The yield every 5,000 instructions stops long scripts from locking up the browser. krebfYield() is a setTimeout(resolve, 0) promise, which returns control to the event loop between iterations.

PRNG

The random number generator is a deterministic port of Ozmoo's algorithm for exact compatibility. Seeded state lives in rndA/B/C/X and advances via the same four-word update Ruby performs. Verified against the reference implementation: seed 1 produces 200, 109, 74, 59, 246.

10. Opcode coverage

All five opcode tables from the Z-machine spec are implemented in full. Table cardinalities match the source:

Dispatch

The interpreter decodes form bytes (long/short/variable/extended) into { opcode_type, opcode_number, operand_values } and indexes directly into opcodeRoutines[type][number]. Unimplemented entries are null; hitting one calls fatalErr() with the opcode coordinates.

11. Known limits

• Version 6 (graphical Z-machine) not supported — no window/font metrics implementation in the source.
• Blorb container format not yet parsed. Extract the Z-code chunk and load it directly.
• Multiple players per page not possible; the interpreter uses module-level state. Second [krebf] shortcode on a page is ignored with a console warning.
• Sampled sound effects not implemented. The sound_effect opcode triggers a short WebAudio tone.
• Mid-input restart: clicking Restart while the game is awaiting input takes effect after the current read resolves, which may leave a spurious input line.

12. Contributing

Bug reports, v6 patches, Blorb parser contributions, i18n translations, and theme variants all welcome.
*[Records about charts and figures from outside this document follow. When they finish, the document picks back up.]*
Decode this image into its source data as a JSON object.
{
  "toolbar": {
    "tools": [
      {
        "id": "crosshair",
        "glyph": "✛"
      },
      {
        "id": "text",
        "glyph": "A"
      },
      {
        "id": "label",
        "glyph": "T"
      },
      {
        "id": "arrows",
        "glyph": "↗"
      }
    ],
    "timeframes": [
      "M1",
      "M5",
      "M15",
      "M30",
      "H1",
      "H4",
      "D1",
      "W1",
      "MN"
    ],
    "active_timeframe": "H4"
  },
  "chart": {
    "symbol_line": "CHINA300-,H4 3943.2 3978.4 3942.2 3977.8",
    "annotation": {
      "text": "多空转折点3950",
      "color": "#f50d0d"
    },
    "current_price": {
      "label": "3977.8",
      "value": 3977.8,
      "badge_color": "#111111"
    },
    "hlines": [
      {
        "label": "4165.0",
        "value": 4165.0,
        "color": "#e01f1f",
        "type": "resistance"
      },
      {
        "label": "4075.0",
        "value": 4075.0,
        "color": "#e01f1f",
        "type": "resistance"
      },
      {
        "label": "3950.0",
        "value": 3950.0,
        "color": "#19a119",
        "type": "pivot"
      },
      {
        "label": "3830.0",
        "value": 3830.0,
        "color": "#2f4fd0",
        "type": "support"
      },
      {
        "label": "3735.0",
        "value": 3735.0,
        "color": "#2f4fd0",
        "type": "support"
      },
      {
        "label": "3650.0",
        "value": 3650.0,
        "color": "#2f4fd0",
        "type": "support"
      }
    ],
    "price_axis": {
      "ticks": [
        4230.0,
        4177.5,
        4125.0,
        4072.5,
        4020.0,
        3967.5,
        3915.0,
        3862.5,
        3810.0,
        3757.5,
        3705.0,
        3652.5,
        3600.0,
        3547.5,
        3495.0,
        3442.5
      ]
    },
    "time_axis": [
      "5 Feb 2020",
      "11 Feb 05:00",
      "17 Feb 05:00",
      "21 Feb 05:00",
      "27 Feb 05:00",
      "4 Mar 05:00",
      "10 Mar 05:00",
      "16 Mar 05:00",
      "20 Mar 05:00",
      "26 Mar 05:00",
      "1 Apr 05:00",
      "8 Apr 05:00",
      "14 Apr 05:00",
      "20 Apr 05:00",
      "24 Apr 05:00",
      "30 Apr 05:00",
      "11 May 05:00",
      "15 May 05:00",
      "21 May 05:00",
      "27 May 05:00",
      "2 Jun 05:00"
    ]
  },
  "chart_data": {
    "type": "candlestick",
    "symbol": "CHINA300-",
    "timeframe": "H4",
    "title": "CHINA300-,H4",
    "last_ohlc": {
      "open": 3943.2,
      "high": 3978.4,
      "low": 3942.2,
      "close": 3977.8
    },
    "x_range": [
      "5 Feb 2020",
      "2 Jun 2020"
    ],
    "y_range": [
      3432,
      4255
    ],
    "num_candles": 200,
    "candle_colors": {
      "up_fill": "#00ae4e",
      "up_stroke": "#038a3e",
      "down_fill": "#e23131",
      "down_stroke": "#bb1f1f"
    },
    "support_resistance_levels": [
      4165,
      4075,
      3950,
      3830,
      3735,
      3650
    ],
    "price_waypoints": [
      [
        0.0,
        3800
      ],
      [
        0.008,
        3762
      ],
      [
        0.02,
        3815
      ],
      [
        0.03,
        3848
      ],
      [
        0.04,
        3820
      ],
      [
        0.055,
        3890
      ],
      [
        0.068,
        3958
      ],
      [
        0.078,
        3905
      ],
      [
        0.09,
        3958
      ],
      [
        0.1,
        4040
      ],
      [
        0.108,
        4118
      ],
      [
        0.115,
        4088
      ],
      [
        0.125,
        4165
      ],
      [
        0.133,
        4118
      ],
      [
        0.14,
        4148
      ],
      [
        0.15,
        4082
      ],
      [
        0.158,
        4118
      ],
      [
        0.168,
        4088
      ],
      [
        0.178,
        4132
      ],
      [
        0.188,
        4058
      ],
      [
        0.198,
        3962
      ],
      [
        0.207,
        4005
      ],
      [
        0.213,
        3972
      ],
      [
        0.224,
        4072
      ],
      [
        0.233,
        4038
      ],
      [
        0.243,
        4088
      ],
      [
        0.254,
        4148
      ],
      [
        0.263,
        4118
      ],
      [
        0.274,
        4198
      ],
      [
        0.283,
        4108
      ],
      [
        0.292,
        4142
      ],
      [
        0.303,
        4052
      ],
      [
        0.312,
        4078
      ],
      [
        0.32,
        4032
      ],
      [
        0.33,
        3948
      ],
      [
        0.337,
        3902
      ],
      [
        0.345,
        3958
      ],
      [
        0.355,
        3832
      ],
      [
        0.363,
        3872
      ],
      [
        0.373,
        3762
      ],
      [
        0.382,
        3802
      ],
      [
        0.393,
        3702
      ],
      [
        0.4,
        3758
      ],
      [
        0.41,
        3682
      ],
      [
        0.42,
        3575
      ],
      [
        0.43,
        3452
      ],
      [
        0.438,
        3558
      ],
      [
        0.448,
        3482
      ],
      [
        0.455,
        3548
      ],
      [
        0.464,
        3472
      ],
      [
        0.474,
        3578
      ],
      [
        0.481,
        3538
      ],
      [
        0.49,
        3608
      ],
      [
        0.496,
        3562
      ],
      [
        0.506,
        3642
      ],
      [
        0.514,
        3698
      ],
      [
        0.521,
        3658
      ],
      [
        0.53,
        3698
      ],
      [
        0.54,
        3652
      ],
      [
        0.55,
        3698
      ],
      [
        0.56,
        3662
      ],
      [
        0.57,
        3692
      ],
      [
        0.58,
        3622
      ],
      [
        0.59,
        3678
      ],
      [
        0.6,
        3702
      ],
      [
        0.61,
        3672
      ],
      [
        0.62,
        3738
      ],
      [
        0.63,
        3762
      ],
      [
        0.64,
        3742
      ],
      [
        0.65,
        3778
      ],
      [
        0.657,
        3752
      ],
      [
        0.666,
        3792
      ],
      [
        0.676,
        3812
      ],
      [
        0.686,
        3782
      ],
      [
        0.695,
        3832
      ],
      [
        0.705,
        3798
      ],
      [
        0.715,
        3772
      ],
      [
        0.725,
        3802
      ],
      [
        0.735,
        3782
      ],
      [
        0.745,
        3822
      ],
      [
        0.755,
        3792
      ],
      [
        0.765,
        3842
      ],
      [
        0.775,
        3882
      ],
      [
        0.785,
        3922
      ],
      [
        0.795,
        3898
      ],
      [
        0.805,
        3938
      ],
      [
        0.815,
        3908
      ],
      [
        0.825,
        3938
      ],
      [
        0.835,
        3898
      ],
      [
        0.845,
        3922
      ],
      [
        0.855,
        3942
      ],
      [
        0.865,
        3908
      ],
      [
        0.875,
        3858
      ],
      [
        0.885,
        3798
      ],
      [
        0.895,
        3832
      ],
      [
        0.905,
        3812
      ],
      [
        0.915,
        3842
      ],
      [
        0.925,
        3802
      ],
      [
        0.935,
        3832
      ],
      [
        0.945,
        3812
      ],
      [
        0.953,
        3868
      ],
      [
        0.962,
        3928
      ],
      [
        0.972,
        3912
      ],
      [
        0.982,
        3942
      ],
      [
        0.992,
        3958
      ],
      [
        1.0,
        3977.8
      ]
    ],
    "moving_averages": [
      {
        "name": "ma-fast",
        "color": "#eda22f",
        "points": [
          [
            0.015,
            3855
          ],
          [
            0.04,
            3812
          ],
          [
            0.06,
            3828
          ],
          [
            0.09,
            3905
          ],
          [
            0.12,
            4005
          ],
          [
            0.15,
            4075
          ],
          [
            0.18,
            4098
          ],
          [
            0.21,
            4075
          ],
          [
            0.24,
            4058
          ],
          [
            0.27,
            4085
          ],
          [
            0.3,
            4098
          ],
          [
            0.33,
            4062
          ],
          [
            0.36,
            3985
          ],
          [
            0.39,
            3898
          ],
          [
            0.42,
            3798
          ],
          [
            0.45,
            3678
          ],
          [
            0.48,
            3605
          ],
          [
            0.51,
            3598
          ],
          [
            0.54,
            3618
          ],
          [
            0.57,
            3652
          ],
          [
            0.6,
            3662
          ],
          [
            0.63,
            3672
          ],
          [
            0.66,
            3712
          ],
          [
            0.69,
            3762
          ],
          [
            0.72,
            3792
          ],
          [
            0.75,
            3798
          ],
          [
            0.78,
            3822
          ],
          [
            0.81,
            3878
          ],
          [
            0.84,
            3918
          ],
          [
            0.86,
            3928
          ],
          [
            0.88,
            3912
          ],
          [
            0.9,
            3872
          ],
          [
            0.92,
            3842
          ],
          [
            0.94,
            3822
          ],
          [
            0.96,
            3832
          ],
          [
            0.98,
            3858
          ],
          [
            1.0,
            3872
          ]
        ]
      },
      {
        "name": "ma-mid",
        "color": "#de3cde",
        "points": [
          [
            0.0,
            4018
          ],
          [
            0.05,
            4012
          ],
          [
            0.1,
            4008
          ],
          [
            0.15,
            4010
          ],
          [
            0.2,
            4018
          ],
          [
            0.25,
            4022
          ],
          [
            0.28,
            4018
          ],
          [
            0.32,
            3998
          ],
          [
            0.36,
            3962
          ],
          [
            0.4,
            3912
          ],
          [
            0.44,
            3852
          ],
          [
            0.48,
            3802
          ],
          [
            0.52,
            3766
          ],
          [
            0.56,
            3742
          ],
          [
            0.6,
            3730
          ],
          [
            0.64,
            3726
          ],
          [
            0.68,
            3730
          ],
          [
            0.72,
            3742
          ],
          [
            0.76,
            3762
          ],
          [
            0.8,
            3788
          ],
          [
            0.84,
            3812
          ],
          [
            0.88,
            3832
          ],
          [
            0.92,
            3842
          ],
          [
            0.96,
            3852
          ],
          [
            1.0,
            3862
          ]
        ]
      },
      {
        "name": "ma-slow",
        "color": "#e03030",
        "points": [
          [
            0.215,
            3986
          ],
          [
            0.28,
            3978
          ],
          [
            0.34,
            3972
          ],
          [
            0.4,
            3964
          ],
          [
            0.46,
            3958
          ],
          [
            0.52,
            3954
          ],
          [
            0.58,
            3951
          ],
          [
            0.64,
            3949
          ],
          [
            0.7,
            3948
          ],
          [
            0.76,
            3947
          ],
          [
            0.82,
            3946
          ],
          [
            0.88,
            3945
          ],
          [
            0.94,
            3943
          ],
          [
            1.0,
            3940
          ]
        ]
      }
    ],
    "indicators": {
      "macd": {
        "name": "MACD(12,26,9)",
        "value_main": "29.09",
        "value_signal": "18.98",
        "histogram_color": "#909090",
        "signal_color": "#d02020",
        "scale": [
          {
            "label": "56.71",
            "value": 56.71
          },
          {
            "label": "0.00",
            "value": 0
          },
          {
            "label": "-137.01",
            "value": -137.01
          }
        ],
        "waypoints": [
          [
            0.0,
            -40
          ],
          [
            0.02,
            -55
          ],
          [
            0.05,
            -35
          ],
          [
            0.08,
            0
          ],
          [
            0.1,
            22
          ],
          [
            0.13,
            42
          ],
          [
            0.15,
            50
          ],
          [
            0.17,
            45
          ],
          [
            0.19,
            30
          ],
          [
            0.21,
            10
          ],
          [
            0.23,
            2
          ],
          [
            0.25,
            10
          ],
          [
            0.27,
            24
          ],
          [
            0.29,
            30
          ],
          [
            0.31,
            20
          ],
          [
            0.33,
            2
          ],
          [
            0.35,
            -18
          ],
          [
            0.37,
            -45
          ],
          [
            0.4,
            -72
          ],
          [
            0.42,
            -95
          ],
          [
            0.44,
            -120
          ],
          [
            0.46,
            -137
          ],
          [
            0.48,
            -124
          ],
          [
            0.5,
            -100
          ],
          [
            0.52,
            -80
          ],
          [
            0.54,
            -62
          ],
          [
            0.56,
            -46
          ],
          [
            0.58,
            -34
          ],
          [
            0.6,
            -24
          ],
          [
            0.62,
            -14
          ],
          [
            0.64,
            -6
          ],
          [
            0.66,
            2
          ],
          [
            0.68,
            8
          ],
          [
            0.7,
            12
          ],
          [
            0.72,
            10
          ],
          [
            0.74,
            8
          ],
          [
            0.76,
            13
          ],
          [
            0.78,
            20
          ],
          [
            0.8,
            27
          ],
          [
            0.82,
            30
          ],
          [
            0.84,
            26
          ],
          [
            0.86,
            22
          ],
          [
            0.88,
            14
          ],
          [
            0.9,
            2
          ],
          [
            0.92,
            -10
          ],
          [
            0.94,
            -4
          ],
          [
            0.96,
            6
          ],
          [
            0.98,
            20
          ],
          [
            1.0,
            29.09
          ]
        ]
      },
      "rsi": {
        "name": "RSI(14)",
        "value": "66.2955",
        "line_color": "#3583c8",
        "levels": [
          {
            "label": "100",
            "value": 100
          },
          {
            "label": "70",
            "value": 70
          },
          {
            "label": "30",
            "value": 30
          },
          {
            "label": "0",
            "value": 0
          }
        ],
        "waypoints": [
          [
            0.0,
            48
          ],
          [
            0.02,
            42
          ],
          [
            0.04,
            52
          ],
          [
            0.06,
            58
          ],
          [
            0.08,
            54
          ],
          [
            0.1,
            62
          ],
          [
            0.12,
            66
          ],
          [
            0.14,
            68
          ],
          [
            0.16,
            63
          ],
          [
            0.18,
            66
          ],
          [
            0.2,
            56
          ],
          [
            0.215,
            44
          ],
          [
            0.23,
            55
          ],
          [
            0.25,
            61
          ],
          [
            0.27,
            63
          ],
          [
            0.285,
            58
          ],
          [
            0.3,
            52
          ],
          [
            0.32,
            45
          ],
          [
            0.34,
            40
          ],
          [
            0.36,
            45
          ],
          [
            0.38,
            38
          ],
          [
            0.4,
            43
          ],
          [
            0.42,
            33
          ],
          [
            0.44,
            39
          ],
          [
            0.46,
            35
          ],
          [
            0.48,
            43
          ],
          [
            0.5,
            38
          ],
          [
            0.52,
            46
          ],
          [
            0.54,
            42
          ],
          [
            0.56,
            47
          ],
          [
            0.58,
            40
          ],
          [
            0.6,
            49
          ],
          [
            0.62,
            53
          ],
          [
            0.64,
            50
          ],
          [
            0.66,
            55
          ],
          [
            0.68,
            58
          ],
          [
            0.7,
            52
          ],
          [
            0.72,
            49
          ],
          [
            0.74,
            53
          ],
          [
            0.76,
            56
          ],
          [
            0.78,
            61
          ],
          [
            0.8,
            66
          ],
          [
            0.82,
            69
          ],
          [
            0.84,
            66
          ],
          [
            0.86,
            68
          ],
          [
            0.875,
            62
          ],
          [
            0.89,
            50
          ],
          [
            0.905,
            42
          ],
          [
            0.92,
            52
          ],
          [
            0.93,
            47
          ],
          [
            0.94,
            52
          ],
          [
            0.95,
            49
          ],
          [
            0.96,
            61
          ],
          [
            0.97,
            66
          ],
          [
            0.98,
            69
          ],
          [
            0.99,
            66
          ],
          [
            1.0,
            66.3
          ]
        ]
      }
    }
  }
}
• Original Krebf (Ruby interpreter): issues and pull requests at github.com/fredrikr/krebf. Contact: Fredrik Ramsberg.
• JavaScript port and WordPress plugin: contact Bill Martens via callapple.org, the publisher of record for this edition.

Bugs that reproduce against the Ruby reference belong upstream; bugs specific to browser rendering, the WordPress plugin, or the JavaScript port belong here.